Figure 2. Oscillatory burst firing varies across TRN sectors and depends on Ca_V3.3 Ca²⁺ channels.

(A) Representative traces of paired EPSCs in whole-cell voltage-clamped TRN neurons at −60 mV of WT and Ca_V3.3 KO mice upon light activation of S1 (top), AC (middle) and MD (bottom) afferents. Afferent-specific forms of short-term plasticity are preserved across genotypes (see Results for averaged data). (B) Box-and-whisker-plots of the mean capacitance (C_m) and the resting membrane potential (V_RMP) of the recorded TRN neurons (WT: n = 12 for S1, n = 13 for AC, n = 14 for MD; Ca_V3.3 KO: n = 12 for S1, n = 13 for AC, n = 11 for MD). It can be noted that the C_m of S1-innervated TRN neurons in Ca_V3.3 KO showed a reduction compared to WT, suggesting smaller cell size (Mann-Whitney test, p=0.007). (C) Representative current-clamp recordings of oscillatory bursting responses of TRN neurons across sectors, induced through hyperpolarizing current injections (−50 to −300 pA for 500 ms). Horizontal lines denote −60 mV. Note the strong repetitive burst firing in sensory sectors that is impaired in the Ca_V3.3 KO cells, whereas MD-innervated cells mostly discharge a single burst. (D) Graph of the number of repetitive bursts as a function of the membrane potential prior to the hyperpolarizing pulse (Cueni et al., 2008). This yields a U-shaped curve reaching a peak at −65 and −60 mV in all sectors of WT mice (D1) that was abolished in Ca_V3.3 KO mice (D2). Dashed horizontal lines at ordinate value one indicate the border between repetitive and not-repetitive bursting conditions. (E) Mean number of repetitive bursts of TRN neurons (between −60 and −65 mV) across sectors and genotype. Mann-Whitney tests were used for comparison between genotypes, and p-values are given above the bars. (F) Histogram of the proportion of repetitive (colored rectangles) and non-repetitive bursting (grey rectangles with color surroundings) TRN neurons in the different sectors. Chi-square test followed by pairwise proportion test with Holm’s p-value adjustment was used for statistical evaluation, with significant value given above the bars.

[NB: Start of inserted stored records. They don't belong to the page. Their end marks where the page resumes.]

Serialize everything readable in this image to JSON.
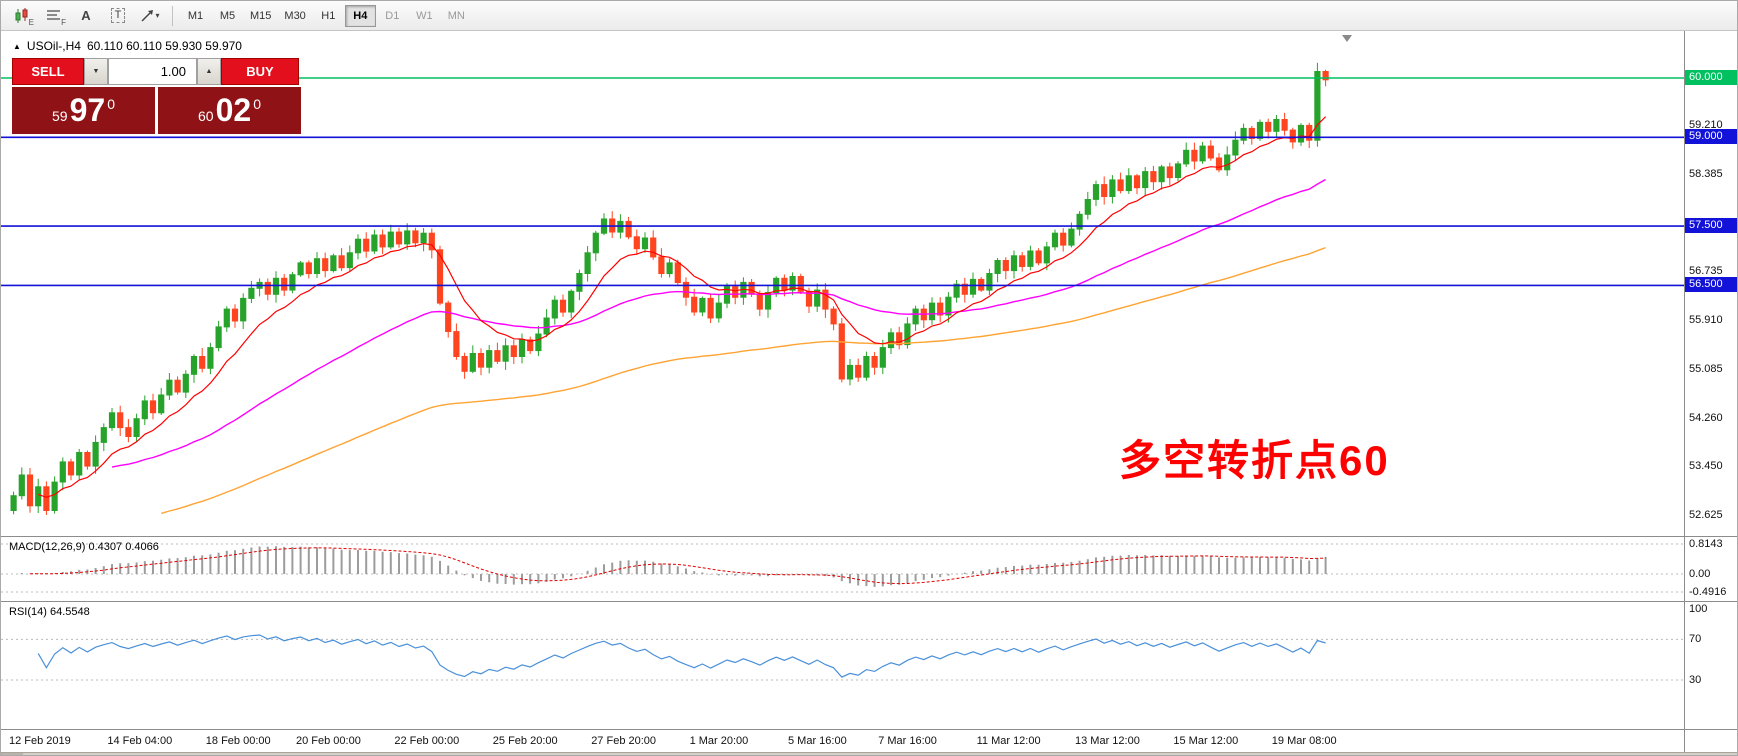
{
  "toolbar": {
    "icon_subs": [
      "E",
      "F"
    ],
    "letter_tools": [
      "A",
      "T"
    ],
    "timeframes": [
      {
        "label": "M1",
        "active": false,
        "muted": false
      },
      {
        "label": "M5",
        "active": false,
        "muted": false
      },
      {
        "label": "M15",
        "active": false,
        "muted": false
      },
      {
        "label": "M30",
        "active": false,
        "muted": false
      },
      {
        "label": "H1",
        "active": false,
        "muted": false
      },
      {
        "label": "H4",
        "active": true,
        "muted": false
      },
      {
        "label": "D1",
        "active": false,
        "muted": true
      },
      {
        "label": "W1",
        "active": false,
        "muted": true
      },
      {
        "label": "MN",
        "active": false,
        "muted": true
      }
    ]
  },
  "chart": {
    "header": {
      "marker": "▲",
      "symbol": "USOil-,H4",
      "ohlc": "60.110 60.110 59.930 59.970"
    },
    "trade_panel": {
      "sell_label": "SELL",
      "buy_label": "BUY",
      "volume": "1.00",
      "dropdown_glyph": "▼",
      "spin_glyph": "▲",
      "bid_small": "59",
      "bid_big": "97",
      "bid_sup": "0",
      "ask_small": "60",
      "ask_big": "02",
      "ask_sup": "0"
    },
    "annotation": "多空转折点60",
    "price_axis": {
      "ticks": [
        {
          "value": 59.21,
          "label": "59.210"
        },
        {
          "value": 58.385,
          "label": "58.385"
        },
        {
          "value": 56.735,
          "label": "56.735"
        },
        {
          "value": 55.91,
          "label": "55.910"
        },
        {
          "value": 55.085,
          "label": "55.085"
        },
        {
          "value": 54.26,
          "label": "54.260"
        },
        {
          "value": 53.45,
          "label": "53.450"
        },
        {
          "value": 52.625,
          "label": "52.625"
        }
      ],
      "levels": [
        {
          "value": 60.0,
          "label": "60.000",
          "color": "#00c060"
        },
        {
          "value": 59.0,
          "label": "59.000",
          "color": "#1212d8"
        },
        {
          "value": 57.5,
          "label": "57.500",
          "color": "#1212d8"
        },
        {
          "value": 56.5,
          "label": "56.500",
          "color": "#1212d8"
        }
      ]
    },
    "candles_close": [
      52.95,
      53.3,
      52.78,
      53.1,
      52.7,
      53.18,
      53.52,
      53.3,
      53.68,
      53.45,
      53.85,
      54.1,
      54.35,
      54.1,
      53.95,
      54.25,
      54.55,
      54.35,
      54.65,
      54.9,
      54.7,
      55.0,
      55.3,
      55.1,
      55.45,
      55.8,
      56.1,
      55.9,
      56.28,
      56.45,
      56.55,
      56.35,
      56.62,
      56.42,
      56.68,
      56.88,
      56.7,
      56.95,
      56.75,
      57.0,
      56.8,
      57.05,
      57.28,
      57.08,
      57.35,
      57.15,
      57.4,
      57.2,
      57.42,
      57.22,
      57.38,
      57.1,
      56.2,
      55.72,
      55.3,
      55.05,
      55.35,
      55.12,
      55.4,
      55.22,
      55.48,
      55.3,
      55.58,
      55.4,
      55.68,
      55.95,
      56.25,
      56.05,
      56.4,
      56.7,
      57.05,
      57.38,
      57.62,
      57.4,
      57.58,
      57.32,
      57.12,
      57.3,
      56.98,
      56.7,
      56.88,
      56.55,
      56.3,
      56.05,
      56.28,
      55.95,
      56.2,
      56.48,
      56.3,
      56.55,
      56.35,
      56.1,
      56.38,
      56.62,
      56.42,
      56.65,
      56.4,
      56.15,
      56.42,
      56.1,
      55.85,
      54.92,
      55.15,
      54.95,
      55.3,
      55.12,
      55.45,
      55.7,
      55.5,
      55.85,
      56.1,
      55.92,
      56.2,
      56.0,
      56.3,
      56.52,
      56.35,
      56.6,
      56.42,
      56.7,
      56.92,
      56.75,
      57.0,
      56.82,
      57.08,
      56.88,
      57.15,
      57.38,
      57.18,
      57.45,
      57.7,
      57.95,
      58.2,
      58.0,
      58.28,
      58.1,
      58.35,
      58.15,
      58.42,
      58.25,
      58.5,
      58.32,
      58.55,
      58.78,
      58.6,
      58.85,
      58.65,
      58.45,
      58.7,
      58.95,
      59.15,
      58.98,
      59.25,
      59.1,
      59.3,
      59.12,
      58.92,
      59.2,
      58.95,
      60.11,
      59.97
    ],
    "time_labels": [
      {
        "text": "12 Feb 2019",
        "index": 0
      },
      {
        "text": "14 Feb 04:00",
        "index": 12
      },
      {
        "text": "18 Feb 00:00",
        "index": 24
      },
      {
        "text": "20 Feb 00:00",
        "index": 35
      },
      {
        "text": "22 Feb 00:00",
        "index": 47
      },
      {
        "text": "25 Feb 20:00",
        "index": 59
      },
      {
        "text": "27 Feb 20:00",
        "index": 71
      },
      {
        "text": "1 Mar 20:00",
        "index": 83
      },
      {
        "text": "5 Mar 16:00",
        "index": 95
      },
      {
        "text": "7 Mar 16:00",
        "index": 106
      },
      {
        "text": "11 Mar 12:00",
        "index": 118
      },
      {
        "text": "13 Mar 12:00",
        "index": 130
      },
      {
        "text": "15 Mar 12:00",
        "index": 142
      },
      {
        "text": "19 Mar 08:00",
        "index": 154
      }
    ]
  },
  "macd": {
    "name": "MACD(12,26,9)",
    "main": "0.4307",
    "signal": "0.4066",
    "axis": [
      {
        "label": "0.8143",
        "value": 0.8143
      },
      {
        "label": "0.00",
        "value": 0.0
      },
      {
        "label": "-0.4916",
        "value": -0.4916
      }
    ]
  },
  "rsi": {
    "name": "RSI(14)",
    "value": "64.5548",
    "axis": [
      {
        "label": "100",
        "value": 100
      },
      {
        "label": "70",
        "value": 70
      },
      {
        "label": "30",
        "value": 30
      }
    ]
  },
  "colors": {
    "up": "#27a32b",
    "down": "#ff4420",
    "ma_fast": "#ff0000",
    "ma_mid": "#ff00ff",
    "ma_slow": "#ffa333",
    "macd_hist": "#9c9c9c",
    "macd_signal": "#e00000",
    "rsi_line": "#4a90d9",
    "annotation": "#ff0000"
  }
}
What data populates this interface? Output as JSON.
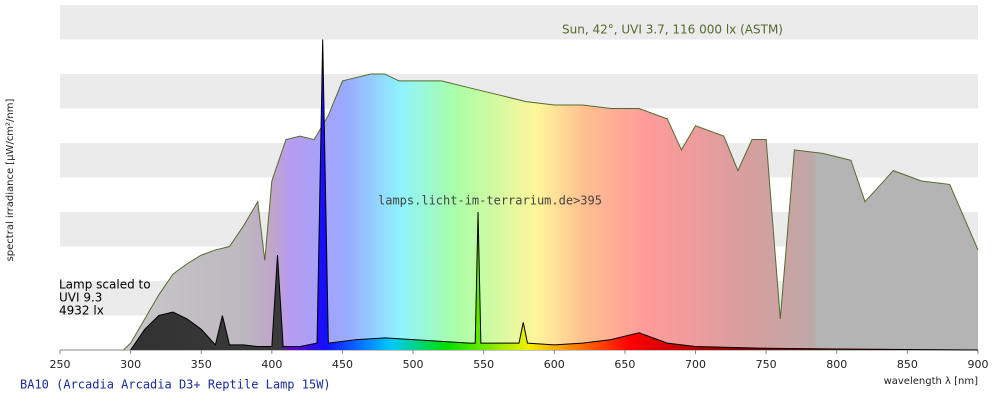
{
  "chart_data": {
    "type": "area",
    "x_label": "wavelength λ [nm]",
    "y_label": "spectral irradiance [µW/cm²/nm]",
    "xlim": [
      250,
      900
    ],
    "xticks": [
      250,
      300,
      350,
      400,
      450,
      500,
      550,
      600,
      650,
      700,
      750,
      800,
      850,
      900
    ],
    "ylim": [
      0,
      10
    ],
    "grid": true,
    "watermark": "lamps.licht-im-terrarium.de>395",
    "annotation": [
      "Lamp scaled to",
      "UVI 9.3",
      "4932 lx"
    ],
    "series": [
      {
        "name": "Sun, 42°, UVI 3.7, 116 000 lx (ASTM)",
        "color": "#556b2f",
        "x": [
          295,
          300,
          310,
          320,
          330,
          340,
          350,
          360,
          370,
          380,
          390,
          395,
          400,
          410,
          420,
          430,
          440,
          450,
          460,
          470,
          480,
          490,
          500,
          520,
          540,
          560,
          580,
          600,
          620,
          640,
          660,
          680,
          690,
          700,
          720,
          730,
          740,
          750,
          760,
          770,
          790,
          810,
          820,
          840,
          860,
          880,
          900
        ],
        "values": [
          0,
          0.2,
          0.9,
          1.6,
          2.2,
          2.5,
          2.75,
          2.9,
          3.0,
          3.6,
          4.3,
          2.6,
          4.9,
          6.1,
          6.2,
          6.1,
          6.8,
          7.8,
          7.9,
          8.0,
          8.0,
          7.8,
          7.8,
          7.8,
          7.6,
          7.4,
          7.2,
          7.1,
          7.1,
          7.0,
          7.0,
          6.7,
          5.8,
          6.5,
          6.2,
          5.2,
          6.1,
          6.1,
          0.9,
          5.8,
          5.7,
          5.5,
          4.3,
          5.2,
          4.9,
          4.8,
          2.9
        ]
      },
      {
        "name": "BA10 (Arcadia Arcadia D3+ Reptile Lamp 15W)",
        "color": "#000000",
        "x": [
          300,
          310,
          320,
          330,
          340,
          350,
          360,
          365,
          370,
          380,
          390,
          400,
          404,
          408,
          420,
          432,
          436,
          440,
          460,
          480,
          500,
          520,
          540,
          544,
          546,
          548,
          560,
          575,
          578,
          581,
          600,
          620,
          640,
          660,
          680,
          700,
          750,
          800,
          900
        ],
        "values": [
          0,
          0.6,
          1.0,
          1.1,
          0.9,
          0.6,
          0.15,
          1.0,
          0.15,
          0.15,
          0.1,
          0.1,
          2.75,
          0.1,
          0.1,
          0.2,
          9.0,
          0.2,
          0.3,
          0.35,
          0.3,
          0.25,
          0.2,
          0.2,
          4.0,
          0.2,
          0.2,
          0.2,
          0.8,
          0.2,
          0.15,
          0.2,
          0.3,
          0.5,
          0.2,
          0.1,
          0.05,
          0.03,
          0
        ]
      }
    ]
  }
}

Figure 2—figure supplement 1. Oscillatory burst firing varies across the anteroposterior extent of TRN and depends on Ca_V3.3 Ca²⁺ channels.

(A) Epifluorescent micrograph of horizontal brain sections (A1, WT; A2), Ca_V3.3 KO mouse) showing the TRN’s anteroposterior extent (magenta, PV-staining, PV+) and two biocytin-filled neurons (red, biocytin+) recorded through in vitro whole-cell patch-clamp in anterior and posterior locations. Squares defined by dashed-lines on the left micrograph (5x) are shown expanded on the right (10x). (B) Left: Representative traces of oscillatory burst firing of TRN neurons in response to hyperpolarizing current injections (left, WT; right Ca_V3.3 KO) in the posterior/sensory sector of the TRN (blue) and in the anterior/limbic sector (red). (C) Inverted U-shaped voltage-dependence of burst firing for posterior (WT, n = 4; Ca_V3.3 KO, n = 6) and anterior (WT, n = 4; Ca_V3.3 KO, n = 6) cells. Neurons in the posterior location of WT cells showed more repetitive burst discharge between −65 and −60 mV than anterior neurons (posterior: 4.4 ± 0.8, anterior: 1.7 ± 0.3, Mann-Whitney test, p=0.042). Ca_V3.3 KO mice showed an abolition of repetitive bursting in both locations in comparison to WT (posterior: 1.0 ± 0.0, anterior: 0.3 ± 0.2, Mann-Whitney tests, p=5.7×10⁻⁴ for posterior, p=0.019 for anterior).